I sat up, and with feigned nonchalance pushed my mobile beneath the pile of colourful cushions at the end of my bed. I’d been messaging Jamie, keeping him up to date on how things had gone – badly – and telling him how much I wished he was here with me right now – also badly.
‘It wasn’t my news to tell, Mum,’ I said sadly.
She sank down on to the edge of my double bed. ‘I could have done with a timely heads-up though, sweetheart.’
‘Was it very bad?’
Mum shut her eyes, as though the memory was still too painful to view again. ‘It wasn’t good,’ she admitted. ‘Although I’m sure the other diners in The Plough found it quite interesting.’ She sighed. ‘If I’d known what was coming, I’d probably have chosen somewhere less public.’
Okay. That one was down to me. ‘Sorry, Mum.’
My mother shook her head sadly. ‘It’s really shaken your dad up, you know. He’s very upset.’
‘I bet Gran is too. Knowing Dad, I don’t suppose he handled it very sensitively.’
‘Your dad didn’t handle it at all. He believes your gran is delusional. Weirdly, he’d rather accept she has Alzheimer’s than consider she’s fallen in love with someone.’
‘Would it have made a difference if that someone had been a man rather than a woman?’
She considered my question with a thoughtful expression. ‘It might have been easier, but he’d still have seen it as a betrayal of his father. He still misses your grandad very much, you know.’
‘I do too. We all do. But that doesn’t change what’s happening now, does it?
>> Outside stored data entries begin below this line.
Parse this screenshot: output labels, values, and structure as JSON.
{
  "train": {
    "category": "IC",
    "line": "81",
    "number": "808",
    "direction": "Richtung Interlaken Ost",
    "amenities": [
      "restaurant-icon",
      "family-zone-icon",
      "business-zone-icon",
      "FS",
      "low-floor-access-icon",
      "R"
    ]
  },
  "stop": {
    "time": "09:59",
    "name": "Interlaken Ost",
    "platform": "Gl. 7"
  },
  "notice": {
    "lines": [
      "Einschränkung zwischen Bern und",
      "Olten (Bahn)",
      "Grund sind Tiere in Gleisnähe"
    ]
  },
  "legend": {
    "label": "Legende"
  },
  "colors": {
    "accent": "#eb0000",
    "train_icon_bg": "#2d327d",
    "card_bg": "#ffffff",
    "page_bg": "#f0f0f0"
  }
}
I just want Gran to be happy. Surely Dad should want that too?’
‘He does, or he will do once the dust settles and he calms down.’
From beneath the pile of cushions, my phone pinged with an incoming message. We both turned towards the sound and I could feel a guilty flush warming my cheeks.
‘Do you believe Gran is senile or has been brainwashed by Josie, Mum?’
Surprisingly, my mother actually laughed at that one. ‘I can’t imagine anyone less likely to be manipulated into doing something she doesn’t want to do than your grandmother,’ Mum said, reaching over and smoothing back a straying lock of hair from my face. ‘That’s where you get it from.’
I smiled, but even as I did a thought occurred to me, so startling that it wiped everything else from my head.
‘Did you know about Gran? Before today, I mean?’
There was a tiny twitch at the corner of her eye that told me the answer before she spoke. ‘I may have suspected something,’ she admitted, as though giving incriminating evidence in a witness box.
‘But you never said anything to Dad?’
‘What do you think?’ she asked with a wry smile, getting to her feet. She was halfway across my bedroom floor when she paused and looked back over her shoulder, her eyes travelling to the stack of multicoloured cushions at the foot of my bed. ‘Don’t stay up too late talking to your boyfriend,’ she advised.
My mouth was still in a perfect circle of surprise long after she’d left my room.